Two main factors influenced my decision to join the military. The first was that I grew up during the Cold War, and it truly felt like nuclear war could happen at any time. I felt that joining the military was something I had to do to defend the country. Even though a person is inconsequential during a nuclear exchange, I felt that serving the country is an important act. I also joined the military because the United States opened its doors to my family after World War II. My great grandfather was killed in the Nazi concentration camps. While it’s not clear if it was because of his heritage or his refusal to work for the German war machine, he was eliminated. After the war, my grandmother immigrated to America. From an early age, I knew that I would join the military to do my part to prevent what happened in Germany from ever happening again. I felt that I would never be able to pay back what I had gained by being an American, but that I might at least be able to pay it forward to the next generation.
What inspired your research career?
Bertrand Huber served in the Army from 1989 to 1992 and was stationed in Germany at a frontline NATO air base during the Cold War.
When I was in the Army stationed at Fort Stewart in Georgia, I met a soldier after the first Gulf War who had a strange new sickness. We now know this disease as Gulf War illness. I met him while we were both processing out of the Army. We became friends. This chance encounter started me thinking about what kind of career I wanted. At the time, it was just a seed of an idea. But as I studied at the University of California, Santa Cruz, medicine became the focus of my academic work, eventually leading me to a doctorate in biophysics at the University of California, San Francisco, and later a medical degree from the Health Sciences & Technology program at Harvard University.
When and where did you serve in the military? Describe your military experience.

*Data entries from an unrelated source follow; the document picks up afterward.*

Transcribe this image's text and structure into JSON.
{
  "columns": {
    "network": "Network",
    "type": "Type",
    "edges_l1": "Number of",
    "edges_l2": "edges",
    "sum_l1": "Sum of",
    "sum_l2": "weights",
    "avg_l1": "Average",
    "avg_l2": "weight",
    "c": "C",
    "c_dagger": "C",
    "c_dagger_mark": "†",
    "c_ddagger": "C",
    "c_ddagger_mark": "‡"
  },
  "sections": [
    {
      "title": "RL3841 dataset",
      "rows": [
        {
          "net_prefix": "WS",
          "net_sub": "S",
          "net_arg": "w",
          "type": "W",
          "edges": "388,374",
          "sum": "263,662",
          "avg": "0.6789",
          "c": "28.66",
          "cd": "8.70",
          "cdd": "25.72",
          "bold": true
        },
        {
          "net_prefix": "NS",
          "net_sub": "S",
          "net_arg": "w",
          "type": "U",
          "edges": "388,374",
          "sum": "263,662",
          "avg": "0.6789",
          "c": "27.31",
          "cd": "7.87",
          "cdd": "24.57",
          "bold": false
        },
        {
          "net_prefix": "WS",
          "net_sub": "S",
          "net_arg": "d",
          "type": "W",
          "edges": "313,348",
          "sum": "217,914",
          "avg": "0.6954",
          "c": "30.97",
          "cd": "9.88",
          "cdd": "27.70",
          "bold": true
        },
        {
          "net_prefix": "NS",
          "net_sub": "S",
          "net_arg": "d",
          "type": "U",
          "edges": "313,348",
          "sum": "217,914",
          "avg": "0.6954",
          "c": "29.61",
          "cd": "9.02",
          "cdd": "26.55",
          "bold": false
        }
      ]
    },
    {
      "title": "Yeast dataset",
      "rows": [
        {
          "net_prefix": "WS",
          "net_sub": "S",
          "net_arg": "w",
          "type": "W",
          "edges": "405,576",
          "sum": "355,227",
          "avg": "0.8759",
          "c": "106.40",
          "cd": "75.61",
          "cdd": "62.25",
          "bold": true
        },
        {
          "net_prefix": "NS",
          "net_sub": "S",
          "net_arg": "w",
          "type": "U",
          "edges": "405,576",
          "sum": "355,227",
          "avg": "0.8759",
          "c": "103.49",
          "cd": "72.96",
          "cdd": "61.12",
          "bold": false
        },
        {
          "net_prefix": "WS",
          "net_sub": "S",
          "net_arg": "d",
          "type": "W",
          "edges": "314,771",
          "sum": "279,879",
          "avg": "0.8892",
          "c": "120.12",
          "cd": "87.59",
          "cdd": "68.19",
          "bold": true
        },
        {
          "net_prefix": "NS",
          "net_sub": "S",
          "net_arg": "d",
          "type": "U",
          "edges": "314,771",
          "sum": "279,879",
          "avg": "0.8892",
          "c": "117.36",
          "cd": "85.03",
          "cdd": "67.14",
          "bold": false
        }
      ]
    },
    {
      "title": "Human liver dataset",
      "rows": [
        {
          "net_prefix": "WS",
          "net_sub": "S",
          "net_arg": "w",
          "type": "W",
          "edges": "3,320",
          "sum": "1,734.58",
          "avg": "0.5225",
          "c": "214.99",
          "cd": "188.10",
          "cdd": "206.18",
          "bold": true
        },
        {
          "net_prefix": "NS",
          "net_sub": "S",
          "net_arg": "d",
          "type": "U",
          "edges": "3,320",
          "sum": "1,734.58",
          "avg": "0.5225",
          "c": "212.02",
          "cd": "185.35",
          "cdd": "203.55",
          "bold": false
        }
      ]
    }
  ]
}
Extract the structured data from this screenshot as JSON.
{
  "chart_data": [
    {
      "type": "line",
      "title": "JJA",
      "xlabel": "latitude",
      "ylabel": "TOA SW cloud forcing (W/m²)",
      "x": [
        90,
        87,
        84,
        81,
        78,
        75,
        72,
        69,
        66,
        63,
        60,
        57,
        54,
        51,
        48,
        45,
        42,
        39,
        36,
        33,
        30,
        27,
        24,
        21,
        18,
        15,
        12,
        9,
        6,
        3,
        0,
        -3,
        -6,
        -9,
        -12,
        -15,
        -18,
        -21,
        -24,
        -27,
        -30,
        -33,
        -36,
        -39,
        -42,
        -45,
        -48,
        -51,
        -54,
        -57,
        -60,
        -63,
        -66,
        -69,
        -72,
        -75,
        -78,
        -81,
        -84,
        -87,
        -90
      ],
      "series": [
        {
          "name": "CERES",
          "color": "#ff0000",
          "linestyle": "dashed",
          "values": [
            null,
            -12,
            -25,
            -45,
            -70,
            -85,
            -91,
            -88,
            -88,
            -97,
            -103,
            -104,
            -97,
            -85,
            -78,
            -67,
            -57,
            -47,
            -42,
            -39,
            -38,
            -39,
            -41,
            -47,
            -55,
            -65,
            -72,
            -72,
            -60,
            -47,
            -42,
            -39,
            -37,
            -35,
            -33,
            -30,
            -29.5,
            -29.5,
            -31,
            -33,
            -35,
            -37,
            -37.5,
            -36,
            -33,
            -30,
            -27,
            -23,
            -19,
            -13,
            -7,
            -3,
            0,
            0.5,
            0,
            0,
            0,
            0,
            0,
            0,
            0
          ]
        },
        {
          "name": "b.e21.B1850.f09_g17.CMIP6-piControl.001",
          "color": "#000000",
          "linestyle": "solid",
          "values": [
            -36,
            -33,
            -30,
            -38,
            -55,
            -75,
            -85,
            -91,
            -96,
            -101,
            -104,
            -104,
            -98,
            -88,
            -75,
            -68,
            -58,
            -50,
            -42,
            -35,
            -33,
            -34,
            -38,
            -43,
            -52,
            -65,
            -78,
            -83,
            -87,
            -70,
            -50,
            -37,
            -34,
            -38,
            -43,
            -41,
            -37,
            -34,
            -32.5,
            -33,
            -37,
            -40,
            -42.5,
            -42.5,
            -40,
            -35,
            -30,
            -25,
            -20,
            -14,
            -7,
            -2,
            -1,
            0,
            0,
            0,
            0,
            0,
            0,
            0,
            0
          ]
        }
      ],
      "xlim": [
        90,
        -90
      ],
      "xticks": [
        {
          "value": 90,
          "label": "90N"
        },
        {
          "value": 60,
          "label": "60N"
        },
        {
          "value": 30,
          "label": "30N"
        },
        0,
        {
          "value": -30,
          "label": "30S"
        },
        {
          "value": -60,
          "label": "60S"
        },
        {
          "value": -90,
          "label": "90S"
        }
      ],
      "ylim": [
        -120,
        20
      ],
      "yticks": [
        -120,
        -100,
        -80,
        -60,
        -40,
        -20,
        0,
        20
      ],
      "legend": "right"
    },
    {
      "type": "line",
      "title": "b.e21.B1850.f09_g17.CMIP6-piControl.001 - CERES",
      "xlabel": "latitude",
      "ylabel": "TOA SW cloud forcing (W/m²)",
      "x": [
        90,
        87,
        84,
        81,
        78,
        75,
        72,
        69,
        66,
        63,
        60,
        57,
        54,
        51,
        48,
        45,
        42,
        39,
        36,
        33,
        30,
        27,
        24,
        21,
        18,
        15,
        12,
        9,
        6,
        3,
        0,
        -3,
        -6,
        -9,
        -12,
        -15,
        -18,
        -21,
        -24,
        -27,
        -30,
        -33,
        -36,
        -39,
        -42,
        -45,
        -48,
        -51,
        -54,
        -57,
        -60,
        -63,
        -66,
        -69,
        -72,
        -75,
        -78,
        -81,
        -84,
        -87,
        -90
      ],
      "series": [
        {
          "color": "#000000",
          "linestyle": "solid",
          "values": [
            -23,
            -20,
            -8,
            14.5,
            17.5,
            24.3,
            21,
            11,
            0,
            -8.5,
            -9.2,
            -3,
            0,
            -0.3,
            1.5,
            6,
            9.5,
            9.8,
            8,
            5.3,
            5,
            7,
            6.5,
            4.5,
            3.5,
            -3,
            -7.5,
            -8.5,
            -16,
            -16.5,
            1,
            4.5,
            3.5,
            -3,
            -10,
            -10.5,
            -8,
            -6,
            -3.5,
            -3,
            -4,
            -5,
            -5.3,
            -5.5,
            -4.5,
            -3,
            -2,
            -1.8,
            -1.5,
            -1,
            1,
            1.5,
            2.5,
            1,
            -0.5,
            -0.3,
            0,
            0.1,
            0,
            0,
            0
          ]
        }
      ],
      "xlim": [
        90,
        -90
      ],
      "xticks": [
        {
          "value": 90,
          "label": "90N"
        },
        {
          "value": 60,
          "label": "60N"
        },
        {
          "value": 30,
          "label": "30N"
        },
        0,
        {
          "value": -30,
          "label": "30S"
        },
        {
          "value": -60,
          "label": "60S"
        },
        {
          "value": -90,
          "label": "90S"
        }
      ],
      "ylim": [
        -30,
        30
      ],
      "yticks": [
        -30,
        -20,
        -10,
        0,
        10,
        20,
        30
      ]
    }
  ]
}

I entered the military in 1989. I did my basic training at Fort Bliss in Texas. I signed up for the Army College Fund, which limited me to a small number of combat arms jobs. But I did have the opportunity to pick my duty station. I picked Germany and was stationed at Bitburg Air Base, which was a frontline NATO base during the Cold War. I was part of an anti-aircraft group that was deployed to protect the base from Soviet attack. My time in the military coincided with the removal of the Berlin Wall. It was an amazing time to be in the military, especially in Germany, because it was the end of the Cold War.
However, almost as soon as the Soviet Union fell, the first Gulf War started. I recall the anxiety as we prepared for war. The base was locked down as we prepared for deployment. At that time, I had the rank of specialist and was responsible for targeting and firing our antiaircraft system. Our training took on a different feel as we drilled for combat. For those old enough to remember, the war was over in five days, and my unit was not deployed to the Persian Gulf. I have many fond memories of Europe. I explored France, Spain, Switzerland, and Italy and stopped in Czechoslovakia. Despite the hard work and the Gulf War, I got the opportunity to see the world.